Despite these limitations, we have shown that rapid consultation methods are helpful if the aim is to generate hypotheses, to identify priorities for review topics, or to check validity of a research synthesis.
5. Conclusion
Consultative workshops helped researchers draw on the perspectives of young people when interpreting and reflecting upon the findings of two configurative systematic reviews. Involving this group in generating hypotheses and testing synthesis credibility was easier than involving them in interpreting findings. Involvement activities for systematic reviews need to be designed with the review stage, purpose and group being involved in mind.
Competing interests
The authors declare no competing interests.
Contributions
K. O. had the idea for the paper and prepared the first draft of the manuscript. She presented the systematic reviews to the young people and invited their involvement at the workshops and analysed the workshop data. She was also a reviewer on both systematic reviews.
K. O. and S. O. designed the workshop activities; K. O. and L. M. B. delivered them with assistance from local facilitators.
R. R. and J. K. led a review each, about children's views of obesity and about obesity and attainment, respectively, including reflecting on the influence that young people had on their review.

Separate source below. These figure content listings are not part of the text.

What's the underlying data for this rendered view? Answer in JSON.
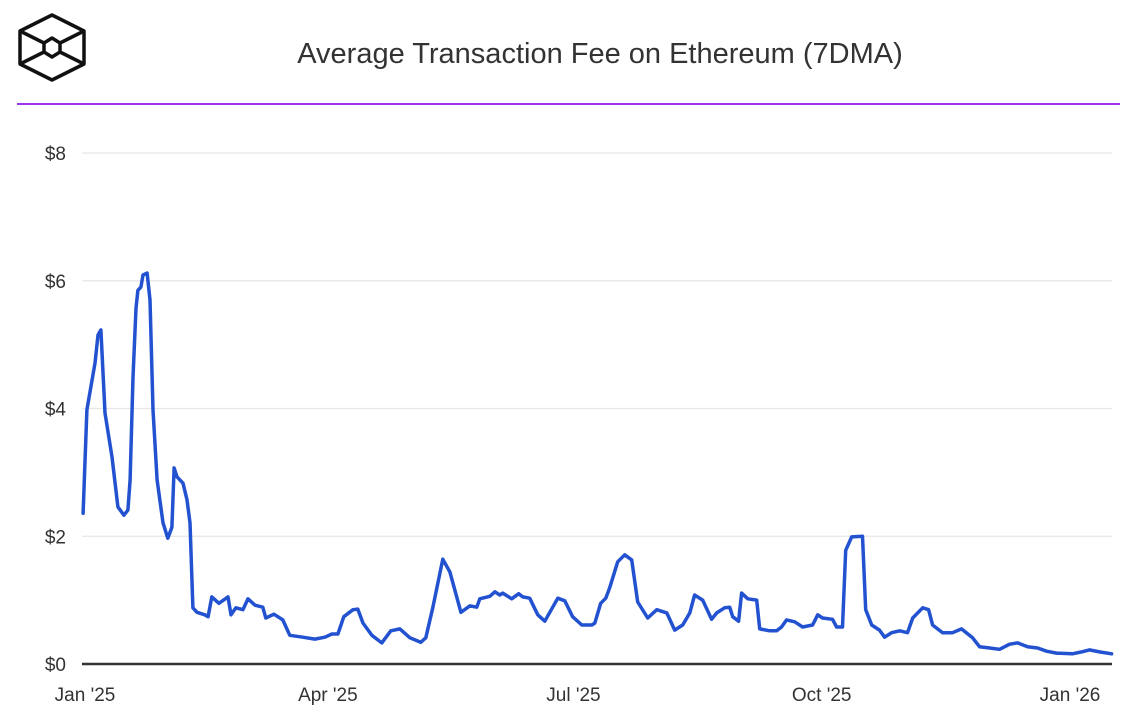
{
  "brand": {
    "logo_icon": "hexagon-cube-logo-icon"
  },
  "colors": {
    "line": "#2352d1",
    "accent_rule": "#9b34ef",
    "grid": "#e6e6e6",
    "axis": "#333333"
  },
  "chart_data": {
    "type": "line",
    "title": "Average Transaction Fee on Ethereum (7DMA)",
    "xlabel": "",
    "ylabel": "",
    "x_unit": "days since Jan 1 2025",
    "xlim": [
      -1,
      381
    ],
    "ylim": [
      0,
      8
    ],
    "grid": true,
    "y_ticks": [
      {
        "value": 0,
        "label": "$0"
      },
      {
        "value": 2,
        "label": "$2"
      },
      {
        "value": 4,
        "label": "$4"
      },
      {
        "value": 6,
        "label": "$6"
      },
      {
        "value": 8,
        "label": "$8"
      }
    ],
    "x_ticks": [
      {
        "value": 0,
        "label": "Jan '25"
      },
      {
        "value": 90,
        "label": "Apr '25"
      },
      {
        "value": 181,
        "label": "Jul '25"
      },
      {
        "value": 273,
        "label": "Oct '25"
      },
      {
        "value": 365,
        "label": "Jan '26"
      }
    ],
    "series": [
      {
        "name": "Average Transaction Fee (7DMA)",
        "x": [
          -0.7,
          0.7,
          2.6,
          3.7,
          4.8,
          5.9,
          7.4,
          10.0,
          12.2,
          14.4,
          15.9,
          16.7,
          17.8,
          18.9,
          19.6,
          20.7,
          21.5,
          23.0,
          24.1,
          25.2,
          26.7,
          28.9,
          30.7,
          32.2,
          33.0,
          34.1,
          36.3,
          37.8,
          38.9,
          40.0,
          41.5,
          44.4,
          45.6,
          47.0,
          49.6,
          53.0,
          54.1,
          55.9,
          58.5,
          60.4,
          63.0,
          65.9,
          67.0,
          70.0,
          73.3,
          75.9,
          80.7,
          85.2,
          88.9,
          91.5,
          93.7,
          95.9,
          99.3,
          101.1,
          103.0,
          106.3,
          110.0,
          113.3,
          116.7,
          120.4,
          124.4,
          126.3,
          128.9,
          132.6,
          135.2,
          139.3,
          142.6,
          145.2,
          146.3,
          150.0,
          151.9,
          153.7,
          154.8,
          158.1,
          160.7,
          162.2,
          164.8,
          167.8,
          170.4,
          173.3,
          175.2,
          177.8,
          180.7,
          184.1,
          187.8,
          188.9,
          191.1,
          193.0,
          194.4,
          197.4,
          200.0,
          202.6,
          204.8,
          208.5,
          211.9,
          215.6,
          218.5,
          221.5,
          224.1,
          225.9,
          228.9,
          232.2,
          234.1,
          237.0,
          238.9,
          240.0,
          242.2,
          243.3,
          245.6,
          248.9,
          250.0,
          253.7,
          256.3,
          258.1,
          260.0,
          263.0,
          265.9,
          269.6,
          271.5,
          273.3,
          277.0,
          278.5,
          280.7,
          281.9,
          284.1,
          288.1,
          289.3,
          291.5,
          294.4,
          296.3,
          298.9,
          301.9,
          304.8,
          306.7,
          310.4,
          312.6,
          314.1,
          317.8,
          321.5,
          324.8,
          328.9,
          331.5,
          335.2,
          338.9,
          342.6,
          345.6,
          349.3,
          353.0,
          356.3,
          360.0,
          365.9,
          369.3,
          372.2,
          375.9,
          380.4
        ],
        "y": [
          2.36,
          3.98,
          4.44,
          4.71,
          5.15,
          5.23,
          3.93,
          3.24,
          2.46,
          2.33,
          2.41,
          2.88,
          4.49,
          5.57,
          5.85,
          5.9,
          6.09,
          6.12,
          5.7,
          3.98,
          2.88,
          2.21,
          1.97,
          2.14,
          3.07,
          2.93,
          2.83,
          2.57,
          2.21,
          0.88,
          0.81,
          0.77,
          0.74,
          1.05,
          0.95,
          1.05,
          0.77,
          0.88,
          0.85,
          1.02,
          0.92,
          0.89,
          0.72,
          0.78,
          0.69,
          0.45,
          0.42,
          0.39,
          0.42,
          0.47,
          0.47,
          0.74,
          0.85,
          0.86,
          0.64,
          0.45,
          0.33,
          0.52,
          0.55,
          0.41,
          0.34,
          0.41,
          0.89,
          1.64,
          1.44,
          0.81,
          0.91,
          0.89,
          1.02,
          1.06,
          1.13,
          1.08,
          1.11,
          1.02,
          1.1,
          1.05,
          1.03,
          0.77,
          0.67,
          0.89,
          1.03,
          0.99,
          0.74,
          0.61,
          0.61,
          0.64,
          0.95,
          1.03,
          1.19,
          1.6,
          1.71,
          1.63,
          0.97,
          0.72,
          0.85,
          0.8,
          0.53,
          0.61,
          0.8,
          1.08,
          1.0,
          0.7,
          0.8,
          0.88,
          0.89,
          0.74,
          0.67,
          1.11,
          1.02,
          1.0,
          0.55,
          0.52,
          0.52,
          0.58,
          0.69,
          0.66,
          0.58,
          0.61,
          0.77,
          0.72,
          0.7,
          0.58,
          0.58,
          1.78,
          1.99,
          2.0,
          0.85,
          0.61,
          0.53,
          0.42,
          0.49,
          0.52,
          0.49,
          0.72,
          0.88,
          0.85,
          0.61,
          0.49,
          0.49,
          0.55,
          0.41,
          0.27,
          0.25,
          0.23,
          0.31,
          0.33,
          0.27,
          0.25,
          0.2,
          0.17,
          0.16,
          0.19,
          0.22,
          0.19,
          0.16
        ]
      }
    ]
  }
}
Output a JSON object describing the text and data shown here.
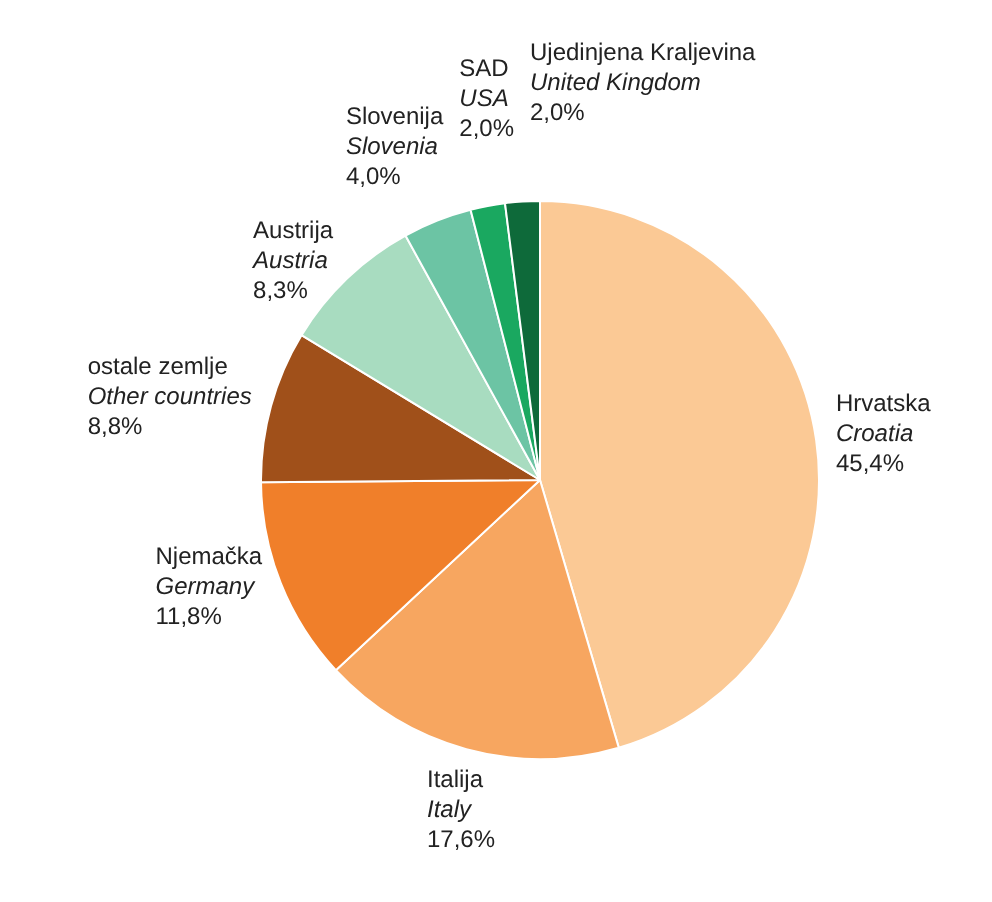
{
  "chart_data": {
    "type": "pie",
    "categories": [
      "Hrvatska\nCroatia",
      "Italija\nItaly",
      "Njemačka\nGermany",
      "ostale zemlje\nOther countries",
      "Austrija\nAustria",
      "Slovenija\nSlovenia",
      "SAD\nUSA",
      "Ujedinjena Kraljevina\nUnited Kingdom"
    ],
    "values": [
      45.4,
      17.6,
      11.8,
      8.8,
      8.3,
      4.0,
      2.0,
      2.0
    ],
    "value_labels": [
      "45,4%",
      "17,6%",
      "11,8%",
      "8,8%",
      "8,3%",
      "4,0%",
      "2,0%",
      "2,0%"
    ],
    "colors": [
      "#fbc995",
      "#f7a660",
      "#f07f2a",
      "#a0501a",
      "#a8dcc0",
      "#6cc4a4",
      "#1aa860",
      "#0e6a3a"
    ],
    "legend": false
  }
}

S. O. devised the methods for the workshop with K. O. and contributed to the review about obesity and attainment. She set the young people's influence of the two reviews in the context of systematic review methodology.
J. T. is PI and is responsible for the programme of work as a whole. He contributed to planning and devising the reviews' methodology and the timings of the participation activities.
All authors critically reflected on user involvement in systematic reviews and contributed to the manuscript.
Acknowledgements
We thank the local facilitators, Deepa and Anita, for their help with the workshops. We also thank colleagues at the EPPI Centre for their work on the systematic reviews, especially Claire Stansfield and Jenny Woodman, and the editors and two peer reviewers for their very helpful comments. Finally, we thank the members of the PEAR group for all their contributions. This work was undertaken by the EPPI‐Centre, which received funding from the Department of Health. The views expressed in the publication are those of the authors and not necessarily those of the Department of Health. Responsibility for the views expressed remains solely with the authors.
Oliver, K. , Rees, R. , Brady, L.‐M. , Kavanagh, J. , Oliver, S. , and Thomas, J. (2015) Broadening public participation in systematic reviews: a case example involving young people in two configurative reviews. Res. Syn. Meth., 6: 206–217. doi: 10.1002/jrsm.1145.
Key message: Involving users in reviews successfully requires attention to the nature of both review tasks and involvement activities.